Third, as for the assertion that you may need to buy other than a simple "one-time" CF license like before, well, that's another matter, and it seems an effort on some parts of the Adobe sales team to assert that people "running a SaaS service" via CF need to license it differently than just "buying a simple CF license". Read the EULA for yourself, to see if you would be in violating of it (such as if running a "service bureau", etc). There have been others from Adobe who have piped in (here and other public places) to say that those sales people are over-stepping in their accusations.
Bottom line, if you are not in violation of that EULA, then it would seem you need not buy more than a simple "one-time" license like before. Of course, each client (and lawyers and judges/arbitrators) needs to make the final call for themselves.
Finally, as for how many cores you have, that too is indeed covered in that EULA, and it may be "bad news" for some. For CF Standard, it's licensed "per 2 cores", so if you have CF on a 4-core machine, you are supposed to buy 2 Std licenses for that one machine. If it's an 8-core machine, then you'd need 4 (which is more expensive than a single CF Enterprise license, which itself covers 8 cores--so for some people, it's cheaper and better to go to Enterprise.
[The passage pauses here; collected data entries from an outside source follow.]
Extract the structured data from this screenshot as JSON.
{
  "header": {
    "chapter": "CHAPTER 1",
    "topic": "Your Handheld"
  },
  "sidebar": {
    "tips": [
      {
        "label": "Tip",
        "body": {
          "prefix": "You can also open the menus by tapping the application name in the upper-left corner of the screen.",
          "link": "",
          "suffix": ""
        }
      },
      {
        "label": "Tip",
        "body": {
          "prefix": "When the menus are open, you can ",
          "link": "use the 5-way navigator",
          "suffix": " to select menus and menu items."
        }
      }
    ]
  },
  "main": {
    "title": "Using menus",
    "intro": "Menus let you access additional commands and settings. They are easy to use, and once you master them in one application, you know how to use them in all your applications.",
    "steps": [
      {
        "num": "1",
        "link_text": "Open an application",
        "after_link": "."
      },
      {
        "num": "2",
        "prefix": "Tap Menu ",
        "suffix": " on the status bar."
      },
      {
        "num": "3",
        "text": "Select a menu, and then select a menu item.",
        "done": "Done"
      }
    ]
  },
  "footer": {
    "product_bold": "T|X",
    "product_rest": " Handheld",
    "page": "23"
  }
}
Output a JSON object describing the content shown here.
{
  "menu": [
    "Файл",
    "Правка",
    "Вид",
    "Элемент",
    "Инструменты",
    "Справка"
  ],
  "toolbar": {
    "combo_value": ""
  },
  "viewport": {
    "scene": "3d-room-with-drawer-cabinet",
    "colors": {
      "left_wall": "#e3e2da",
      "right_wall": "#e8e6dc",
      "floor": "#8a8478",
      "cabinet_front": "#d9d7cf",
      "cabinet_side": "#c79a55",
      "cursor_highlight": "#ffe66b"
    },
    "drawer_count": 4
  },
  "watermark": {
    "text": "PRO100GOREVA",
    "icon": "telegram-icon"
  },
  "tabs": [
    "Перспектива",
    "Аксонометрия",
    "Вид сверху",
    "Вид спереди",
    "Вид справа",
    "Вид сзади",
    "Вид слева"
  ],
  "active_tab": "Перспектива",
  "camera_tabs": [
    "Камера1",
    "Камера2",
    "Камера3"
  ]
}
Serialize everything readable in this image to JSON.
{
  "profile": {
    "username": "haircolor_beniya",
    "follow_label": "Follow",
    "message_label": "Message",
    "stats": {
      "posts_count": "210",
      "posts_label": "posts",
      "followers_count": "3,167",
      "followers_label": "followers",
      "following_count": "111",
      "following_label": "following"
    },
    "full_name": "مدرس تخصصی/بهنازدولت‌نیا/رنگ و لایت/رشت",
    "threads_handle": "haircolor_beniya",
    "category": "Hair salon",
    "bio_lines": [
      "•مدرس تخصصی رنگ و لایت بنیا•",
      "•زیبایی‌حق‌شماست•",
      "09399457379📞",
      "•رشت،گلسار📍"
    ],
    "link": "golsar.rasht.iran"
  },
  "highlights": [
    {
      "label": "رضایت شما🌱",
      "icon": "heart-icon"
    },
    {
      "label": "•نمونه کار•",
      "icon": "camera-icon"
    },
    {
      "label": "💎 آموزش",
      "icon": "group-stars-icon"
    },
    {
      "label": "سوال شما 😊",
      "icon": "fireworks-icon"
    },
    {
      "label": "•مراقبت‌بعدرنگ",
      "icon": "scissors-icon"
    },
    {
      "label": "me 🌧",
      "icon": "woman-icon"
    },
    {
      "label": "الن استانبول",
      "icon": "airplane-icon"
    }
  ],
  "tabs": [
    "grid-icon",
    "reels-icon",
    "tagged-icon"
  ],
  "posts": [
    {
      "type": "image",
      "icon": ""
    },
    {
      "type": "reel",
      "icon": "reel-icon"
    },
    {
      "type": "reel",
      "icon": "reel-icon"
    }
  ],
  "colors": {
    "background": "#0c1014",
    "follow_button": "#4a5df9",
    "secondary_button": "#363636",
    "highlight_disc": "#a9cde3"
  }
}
I did a talk recently on the differences and those matters. More at the presentations section of carehart.org).
(Adobe is not the only company to charge "per core". Heck, SQL Server is priced per core and can quickly become astronomically more expensive than CF on a same-configured box.)
So I hope that helps you, and that you see it mostly as good news. I know that some see any discussion of having to "pay for CF" as one more reason to deride it and people who do pay for it, and see it as another "nail in its coffin". But for some, it's totally worth it to pay for CF, and I hope we can avoid others coming on to make this yet another debate about that topic.
But what you've raised is an important one, that people do share news of once in a while. It seems rather few and far between, which makes me think it's some segment of the Adobe sales team that engages in that ploy. trying to drive people to a different annual license. Let's see if anyone else has anything more (especially more authoritative) to say.